Mit einem Paukenschlag hat der letzte Parteitag der britischen Konservativen vor dem Austritt Großbritanniens aus der EU begonnen. Boris Johnson, bis zum Sommer Theresa Mays Außenminister, hat der Premierministerin vorgeworfen, einen „geistesgestörten“ Brexit-Plan ausgeheckt zu haben. Im Interview mit der „Sunday Times“ sagte Johnson, May glaube gar nicht wirklich an den Brexit. Tatsächlich hatte sie beim Referendum 2016 noch für den Verbleib in der EU gestimmt. „Anders als die Premierministerin bin ich für Brexit zu Felde gezogen“, sagte Johnson. „Im Unterschied zu ihr habe ich dafür gekämpft.“

„Vollkommen widersinnig“, ja geradezu „geistesgestört“ nannte Johnson den „Chequers-Plan“ der Regierungschefin, der weitere Koordination mit gewissen EU-Vorschriften ohne Zugehörigkeit zu Binnenmarkt oder Zollunion vorsieht. Zuvor hatte Johnson erklärt, Mays Plan werde zur „politischen und wirtschaftlichen Katastrophe“ führen, weil er nicht nur dem Austritt zustimme, sondern zulasse, „dass die EU uns weiter am Gängelband führt“.

"Jetzt herrscht Krieg"

Empört wandte sich May gegen Johnsons Vorwurf, sie handle nicht im nationalen Interesse. „Ich glaube sehr wohl an den Brexit“, verteidigte sie sich. Bei ihren Verhandlungen ziele sie auf den bestmöglichen Brexit-Deal für Großbritannien - auf einen Deal, mit dem London keinen „Zerfall des Königreichs“ riskiere. Offen ließ May, ob sie der EU nach dem Parteitag mit weiteren Zugeständnissen entgegenkommen wird. „Boris vs May - jetzt herrscht Krieg“, charakterisierte die „Sunday Times“ den Stand der Dinge in der Tory-Partei. Tatsächlich gerät May, seit die EU ihren Plan abgelehnt hat, zunehmend unter Druck. Die Brexiteers der Parteirechten fordern, dass sie umschwenkt auf einen „härteren“ Brexit, auf ein reines Freihandelsabkommen ohne Rücksicht auf die irische Grenze und Nordirland.

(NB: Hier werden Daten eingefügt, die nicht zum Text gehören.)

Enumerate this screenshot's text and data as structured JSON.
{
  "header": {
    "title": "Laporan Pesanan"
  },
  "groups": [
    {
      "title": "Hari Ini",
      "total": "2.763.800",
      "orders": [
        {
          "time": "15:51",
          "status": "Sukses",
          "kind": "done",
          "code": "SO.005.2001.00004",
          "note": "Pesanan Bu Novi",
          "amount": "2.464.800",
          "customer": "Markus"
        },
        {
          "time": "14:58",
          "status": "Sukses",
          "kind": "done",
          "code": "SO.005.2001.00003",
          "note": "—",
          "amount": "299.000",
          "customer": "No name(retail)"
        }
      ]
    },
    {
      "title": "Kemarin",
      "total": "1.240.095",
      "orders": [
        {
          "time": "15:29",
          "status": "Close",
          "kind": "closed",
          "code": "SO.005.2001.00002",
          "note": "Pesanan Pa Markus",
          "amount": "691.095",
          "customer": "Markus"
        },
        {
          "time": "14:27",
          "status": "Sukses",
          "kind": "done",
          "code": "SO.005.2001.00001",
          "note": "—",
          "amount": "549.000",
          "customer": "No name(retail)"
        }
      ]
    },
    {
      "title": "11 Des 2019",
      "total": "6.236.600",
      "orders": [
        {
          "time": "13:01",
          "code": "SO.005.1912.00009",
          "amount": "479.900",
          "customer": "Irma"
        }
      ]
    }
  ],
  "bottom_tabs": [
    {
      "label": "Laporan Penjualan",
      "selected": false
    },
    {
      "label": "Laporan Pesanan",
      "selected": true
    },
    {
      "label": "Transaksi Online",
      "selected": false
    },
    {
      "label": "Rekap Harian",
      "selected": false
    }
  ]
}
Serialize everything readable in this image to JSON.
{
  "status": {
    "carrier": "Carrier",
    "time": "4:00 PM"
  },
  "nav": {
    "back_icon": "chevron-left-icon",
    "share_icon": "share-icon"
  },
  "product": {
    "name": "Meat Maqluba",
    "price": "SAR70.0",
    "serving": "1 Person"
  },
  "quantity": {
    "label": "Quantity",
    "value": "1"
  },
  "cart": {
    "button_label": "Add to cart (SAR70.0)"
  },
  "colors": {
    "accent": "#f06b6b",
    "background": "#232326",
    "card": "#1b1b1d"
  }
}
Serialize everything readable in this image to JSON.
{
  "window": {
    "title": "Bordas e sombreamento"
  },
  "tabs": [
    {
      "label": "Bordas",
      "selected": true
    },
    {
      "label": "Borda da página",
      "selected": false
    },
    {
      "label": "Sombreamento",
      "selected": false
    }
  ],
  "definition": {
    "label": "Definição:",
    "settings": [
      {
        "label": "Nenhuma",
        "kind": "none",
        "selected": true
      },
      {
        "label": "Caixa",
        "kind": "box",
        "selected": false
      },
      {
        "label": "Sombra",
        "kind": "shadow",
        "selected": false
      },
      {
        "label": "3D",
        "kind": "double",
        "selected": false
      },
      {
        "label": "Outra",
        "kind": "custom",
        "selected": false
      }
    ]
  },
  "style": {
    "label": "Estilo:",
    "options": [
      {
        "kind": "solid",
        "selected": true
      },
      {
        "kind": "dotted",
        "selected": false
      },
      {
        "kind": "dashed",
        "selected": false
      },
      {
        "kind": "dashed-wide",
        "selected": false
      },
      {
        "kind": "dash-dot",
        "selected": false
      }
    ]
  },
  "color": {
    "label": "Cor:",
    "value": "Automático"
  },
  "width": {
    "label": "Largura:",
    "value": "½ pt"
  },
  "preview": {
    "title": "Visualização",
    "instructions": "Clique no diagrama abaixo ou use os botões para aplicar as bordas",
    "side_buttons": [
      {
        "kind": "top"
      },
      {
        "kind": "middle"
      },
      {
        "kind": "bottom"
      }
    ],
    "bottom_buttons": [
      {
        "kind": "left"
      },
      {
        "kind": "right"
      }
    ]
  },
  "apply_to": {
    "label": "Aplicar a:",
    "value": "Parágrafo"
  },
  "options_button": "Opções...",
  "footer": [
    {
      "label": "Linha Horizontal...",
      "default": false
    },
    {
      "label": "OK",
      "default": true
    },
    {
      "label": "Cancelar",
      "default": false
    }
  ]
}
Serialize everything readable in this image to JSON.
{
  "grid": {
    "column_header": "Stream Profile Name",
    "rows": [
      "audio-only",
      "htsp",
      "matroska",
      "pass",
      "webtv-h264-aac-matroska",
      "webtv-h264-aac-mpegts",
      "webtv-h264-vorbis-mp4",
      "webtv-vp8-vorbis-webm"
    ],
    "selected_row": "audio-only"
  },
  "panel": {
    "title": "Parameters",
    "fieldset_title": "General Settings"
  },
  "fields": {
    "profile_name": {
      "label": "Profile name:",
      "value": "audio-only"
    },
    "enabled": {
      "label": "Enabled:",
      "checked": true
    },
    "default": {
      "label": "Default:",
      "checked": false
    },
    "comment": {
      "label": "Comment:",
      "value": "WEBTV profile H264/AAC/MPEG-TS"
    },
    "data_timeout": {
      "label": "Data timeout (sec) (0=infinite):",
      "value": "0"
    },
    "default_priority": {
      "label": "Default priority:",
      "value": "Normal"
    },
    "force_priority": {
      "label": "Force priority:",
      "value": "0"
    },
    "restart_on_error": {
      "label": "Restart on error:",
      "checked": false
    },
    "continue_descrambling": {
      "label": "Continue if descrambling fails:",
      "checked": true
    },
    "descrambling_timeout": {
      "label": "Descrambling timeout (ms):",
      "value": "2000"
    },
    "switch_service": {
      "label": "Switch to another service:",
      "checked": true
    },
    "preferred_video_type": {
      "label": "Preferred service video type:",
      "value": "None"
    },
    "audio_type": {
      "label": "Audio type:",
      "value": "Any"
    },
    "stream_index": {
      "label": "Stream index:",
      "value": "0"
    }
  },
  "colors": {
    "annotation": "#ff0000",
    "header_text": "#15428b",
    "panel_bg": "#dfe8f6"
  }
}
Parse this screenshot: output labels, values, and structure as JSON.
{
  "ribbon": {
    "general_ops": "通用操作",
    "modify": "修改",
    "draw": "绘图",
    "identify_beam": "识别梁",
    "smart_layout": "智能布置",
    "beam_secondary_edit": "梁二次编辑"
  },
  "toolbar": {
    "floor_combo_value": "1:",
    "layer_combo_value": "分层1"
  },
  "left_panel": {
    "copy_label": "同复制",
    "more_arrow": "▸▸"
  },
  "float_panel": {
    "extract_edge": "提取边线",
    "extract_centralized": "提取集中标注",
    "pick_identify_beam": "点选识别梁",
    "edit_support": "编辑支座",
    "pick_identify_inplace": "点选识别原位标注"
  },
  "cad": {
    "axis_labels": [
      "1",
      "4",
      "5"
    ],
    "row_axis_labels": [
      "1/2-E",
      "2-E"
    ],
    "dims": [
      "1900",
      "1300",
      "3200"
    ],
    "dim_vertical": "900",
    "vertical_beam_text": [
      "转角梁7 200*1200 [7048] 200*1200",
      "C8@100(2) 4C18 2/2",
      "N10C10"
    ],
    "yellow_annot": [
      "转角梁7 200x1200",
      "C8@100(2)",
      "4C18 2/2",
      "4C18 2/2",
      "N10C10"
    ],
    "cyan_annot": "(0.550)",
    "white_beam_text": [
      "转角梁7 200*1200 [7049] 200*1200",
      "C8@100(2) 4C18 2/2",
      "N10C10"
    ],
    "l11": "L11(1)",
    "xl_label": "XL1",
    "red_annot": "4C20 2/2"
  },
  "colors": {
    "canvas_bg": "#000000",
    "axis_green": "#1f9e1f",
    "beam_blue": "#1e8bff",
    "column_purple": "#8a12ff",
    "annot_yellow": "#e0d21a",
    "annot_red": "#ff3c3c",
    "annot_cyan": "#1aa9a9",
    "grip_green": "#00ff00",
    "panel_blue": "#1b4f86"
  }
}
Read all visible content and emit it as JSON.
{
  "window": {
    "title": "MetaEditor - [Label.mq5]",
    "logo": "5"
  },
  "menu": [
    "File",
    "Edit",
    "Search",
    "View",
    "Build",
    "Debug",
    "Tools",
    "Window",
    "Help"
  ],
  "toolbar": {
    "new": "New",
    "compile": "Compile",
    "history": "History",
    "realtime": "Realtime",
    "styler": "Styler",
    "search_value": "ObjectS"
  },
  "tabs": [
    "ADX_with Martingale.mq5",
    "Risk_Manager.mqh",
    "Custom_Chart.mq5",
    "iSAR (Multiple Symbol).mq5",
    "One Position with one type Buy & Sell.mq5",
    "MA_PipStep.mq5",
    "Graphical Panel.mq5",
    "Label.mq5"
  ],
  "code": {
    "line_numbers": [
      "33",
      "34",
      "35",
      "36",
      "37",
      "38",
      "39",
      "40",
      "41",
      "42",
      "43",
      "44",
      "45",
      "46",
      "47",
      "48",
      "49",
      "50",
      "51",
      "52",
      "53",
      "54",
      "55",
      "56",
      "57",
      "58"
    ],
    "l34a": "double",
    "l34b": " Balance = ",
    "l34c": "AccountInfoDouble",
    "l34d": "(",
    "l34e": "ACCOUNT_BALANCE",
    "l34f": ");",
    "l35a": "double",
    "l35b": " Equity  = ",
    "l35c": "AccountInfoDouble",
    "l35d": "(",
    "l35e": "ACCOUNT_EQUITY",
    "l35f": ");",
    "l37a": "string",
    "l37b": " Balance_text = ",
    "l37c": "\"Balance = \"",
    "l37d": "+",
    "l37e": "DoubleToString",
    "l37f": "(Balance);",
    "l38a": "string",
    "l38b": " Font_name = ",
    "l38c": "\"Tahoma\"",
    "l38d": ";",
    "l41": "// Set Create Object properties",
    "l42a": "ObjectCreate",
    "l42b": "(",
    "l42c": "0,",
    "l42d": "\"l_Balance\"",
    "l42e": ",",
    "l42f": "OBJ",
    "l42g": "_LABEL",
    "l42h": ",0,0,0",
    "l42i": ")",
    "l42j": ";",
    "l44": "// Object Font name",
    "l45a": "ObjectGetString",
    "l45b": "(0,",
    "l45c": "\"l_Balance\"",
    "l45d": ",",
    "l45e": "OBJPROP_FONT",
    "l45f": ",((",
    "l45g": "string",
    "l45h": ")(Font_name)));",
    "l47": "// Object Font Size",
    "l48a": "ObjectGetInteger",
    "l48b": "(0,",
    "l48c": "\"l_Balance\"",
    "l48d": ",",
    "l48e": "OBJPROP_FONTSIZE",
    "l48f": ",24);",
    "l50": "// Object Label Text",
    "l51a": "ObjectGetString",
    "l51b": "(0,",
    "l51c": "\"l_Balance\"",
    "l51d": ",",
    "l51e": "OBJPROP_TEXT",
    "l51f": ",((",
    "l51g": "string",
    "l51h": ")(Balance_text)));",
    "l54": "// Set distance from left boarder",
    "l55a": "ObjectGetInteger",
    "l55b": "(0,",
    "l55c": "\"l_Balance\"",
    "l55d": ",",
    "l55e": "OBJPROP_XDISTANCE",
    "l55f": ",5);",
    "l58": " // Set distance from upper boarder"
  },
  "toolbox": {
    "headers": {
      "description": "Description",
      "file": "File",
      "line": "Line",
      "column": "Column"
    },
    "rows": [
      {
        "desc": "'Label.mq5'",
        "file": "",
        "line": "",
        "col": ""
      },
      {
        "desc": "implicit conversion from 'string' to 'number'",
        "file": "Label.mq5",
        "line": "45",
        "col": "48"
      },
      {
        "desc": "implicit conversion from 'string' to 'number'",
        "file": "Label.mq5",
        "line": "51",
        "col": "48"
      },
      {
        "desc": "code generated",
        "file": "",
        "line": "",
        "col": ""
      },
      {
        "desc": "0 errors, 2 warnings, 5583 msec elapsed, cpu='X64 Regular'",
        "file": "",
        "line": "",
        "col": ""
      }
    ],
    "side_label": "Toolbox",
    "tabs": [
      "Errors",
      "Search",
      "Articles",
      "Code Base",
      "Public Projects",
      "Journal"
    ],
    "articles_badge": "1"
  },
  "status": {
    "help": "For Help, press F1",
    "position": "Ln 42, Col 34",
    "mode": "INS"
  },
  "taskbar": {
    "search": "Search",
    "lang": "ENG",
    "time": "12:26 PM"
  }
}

Auch mehrere Minister wie der neue Außenminister Jeremy Hunt sind einem solchen Kurswechsel angeblich zugeneigt. Immer mehr Top-Tories befürchten, dass sich die Partei- und Regierungschefin in eine Sackgasse manövriert hat und dass sie ihren Landsleuten insgesamt wenig Perspektive bietet. Das hebt sich scharf ab vom Labour-Parteitag vorige Woche, der sich relativ einig zeigte und ein umfassendes Reform-Programm präsentierte.

"Großbritanniens Trump"

Eine Gruppe von annähernd 60 Hardlinern versucht May noch immer von allem Kompromiss mit der EU abzuhalten - und hat bereits angedroht, in der Fraktion die Vertrauensfrage zu stellen. Wie viel Konservative Johnson freilich als geeigneten Nachfolger betrachten, weiß niemand genau.

Johnsons Ex-Vize im Außenministerium, Sir Alan Duncan, spottete, Johnson irre sich, wenn er glaube, er könne „Großbritanniens Trump“ werden: „Je öfter er wiederholt, was für jedermann offenkundig unglaubwürdig ist, desto mehr verschwindet seine eigene Glaubwürdigkeit.“

Ex-Brexit-Minister David Davis mahnte Mitrebellen, das Ringen um den Kurs nicht zum Austragen persönlicher Rivalitäten zu nutzen. Es gehe nicht um die Führung. Gegen „Chequers“ oder einen „weicheren“ Brexit, bestätigte der vormalige Brexit-Unterhändler, würde er aber unbedingt stimmen: „Wenn die Regierung auf ihrem Plan beharrt, verliert sie diese Abstimmung im Parlament.“

"Im  Notfall zweites Referendum"

Umgekehrt haben proeuropäische Tories zuletzt vermehrt beteuert, sie würden es weder May noch der Parteirechten erlauben, einen „harten“ Brexit durchzudrücken oder die Verhandlungen ganz scheitern zu lassen. Sie wisse von „rund 40“ gleichgesinnten Tory-Abgeordneten, die sich im Unterhaus wie sie gegen eine radikale Abkoppelung oder eine „No-Deal“-Situation auflehnen würden, sagte Ex-Innenministerin Amber Rudd. Mehrere Tories haben angekündigt, dass sie im Notfall einem zweiten Referendum zustimmen würden.